MEDICARE TO START IMPOSING FINES FOR HIGH READMISSIONS OF PATIENTS BETH ISRAEL IN BOSTON TO BE HARD HIT

The Centers for Medicare and Medicaid Services seeks to curb patient readmissions and starting this fall, will start fining hospitals where the readmission rates are too high. CMS will begin recouping about $280 million from about 2,200 hospitals beginning in October. One hospital expected to be very hard hit by the fines is the Beth Israel Deaconess Medical Center in Boston. The data indicates that hospitals in Massachusetts, New Jersey, New York and two other states will be hardest hit. The focus of the Medicare and Medicaid fines will be on those readmitted within 30 days of a previous hospital admission. Nearly one in give Medicare patients return to the hospital within a month of discharge.
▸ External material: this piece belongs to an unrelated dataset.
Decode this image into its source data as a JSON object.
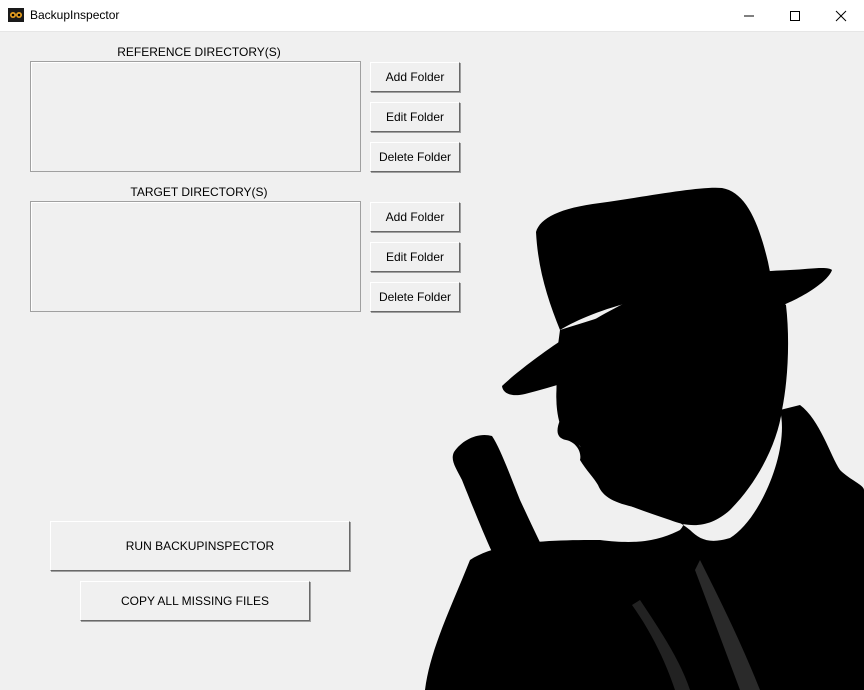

The government sees this as a symptom of an overly expensive and overly aggressive health care system placing profits over medical necessity. Hospitals benefit more financially when patients don’t recover and return for more treatment. Nearly 2 million Medicare beneficiaries are readmitted within 30 days of release each year costing Medicare $17.5 billion in additional hospital bills.The new penalties are a part of a multifaceted effort by Medicare to force improvements in hospital quality. One of the hospitals that will lose the most in Massachusetts is the Beth Israel Deaconess Medical Center in Boston, a teaching hospital of Harvard Medical School.